Without spoiling too many details, here's what happened. I was confronted with a problem that I imagine most any author experiences at some point: there's a plot that's supposed to unfold, but the characters are preventing it from taking place. In this case, it was the mother of one of the characters — and when as we all know, when Mom says no to something, that's it.
At first I did the usual juggling-and-wrestling match, trying to get Mom to bend. But Mom doesn't bend. Or, rather, if she bends, it's not going to be because of something like this. If she bends, it's going to be in her own way and for her own reasons.
After spending about an hour jotting stuff down in the wiki for the project, I realized something I'd come to know with other projects, but it was the first time I'd really come to know it with this one. The difficulty I was experiencing was the story. The solution wasn't in trying to route around it, but in finding a way to make that disintegration all the more completely a part of what I was doing. Once that clicked, the solution presented itself in fairly short order.
I mentioned before how Flight of the Vajra benefited from this kind of head-on engagement.

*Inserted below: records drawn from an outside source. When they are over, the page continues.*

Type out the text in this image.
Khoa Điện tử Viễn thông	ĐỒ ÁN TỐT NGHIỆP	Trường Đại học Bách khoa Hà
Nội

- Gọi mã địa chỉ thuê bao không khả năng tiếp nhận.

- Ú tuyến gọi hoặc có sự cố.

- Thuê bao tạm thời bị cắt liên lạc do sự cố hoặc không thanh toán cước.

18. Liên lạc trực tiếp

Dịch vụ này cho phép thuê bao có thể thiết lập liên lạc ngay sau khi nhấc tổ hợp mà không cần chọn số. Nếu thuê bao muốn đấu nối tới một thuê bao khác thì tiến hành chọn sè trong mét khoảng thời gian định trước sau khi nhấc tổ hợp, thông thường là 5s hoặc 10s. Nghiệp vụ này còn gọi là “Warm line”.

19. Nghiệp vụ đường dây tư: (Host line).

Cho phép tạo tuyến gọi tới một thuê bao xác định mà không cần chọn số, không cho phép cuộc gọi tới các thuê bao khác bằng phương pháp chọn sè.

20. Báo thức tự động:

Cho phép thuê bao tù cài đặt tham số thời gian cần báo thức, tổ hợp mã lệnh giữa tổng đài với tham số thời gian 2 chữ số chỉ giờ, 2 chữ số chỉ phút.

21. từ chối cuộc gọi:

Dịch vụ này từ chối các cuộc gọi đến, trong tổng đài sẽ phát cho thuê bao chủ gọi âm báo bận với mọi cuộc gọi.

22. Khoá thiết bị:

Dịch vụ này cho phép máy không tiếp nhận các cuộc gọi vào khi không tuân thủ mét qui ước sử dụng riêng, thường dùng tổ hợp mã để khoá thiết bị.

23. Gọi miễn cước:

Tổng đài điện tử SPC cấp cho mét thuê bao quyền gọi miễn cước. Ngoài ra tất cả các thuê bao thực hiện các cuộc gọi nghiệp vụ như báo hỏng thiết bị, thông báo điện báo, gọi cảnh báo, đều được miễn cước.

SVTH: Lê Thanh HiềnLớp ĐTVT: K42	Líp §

There, the problem was in how the spiritual order I'd envisioned for a far-future human race didn't hold up to scrutiny; it seemed like it would collapse under its own weight. Then I realized, maybe that's happening, just very slowly, and we're in the middle of watching it happen. Diving into that crack in the pavement, so to speak, gave me access to a whole new kind of story I wouldn't have been able to write before.
Philip K. Dick once gave a speech entitled "How to Build a Universe That Doesn't Fall Apart Two Days Later", in which he said, "I like to build universes which do fall apart. I like to see them come unglued, and I like to see how the characters in the novels cope with this problem. I have a secret love of chaos. There should be more of it." Stories are about what happens when things become unglued, and we should always be open to the ways things, and people, fall to pieces in only the way they and absolutely nothing else can.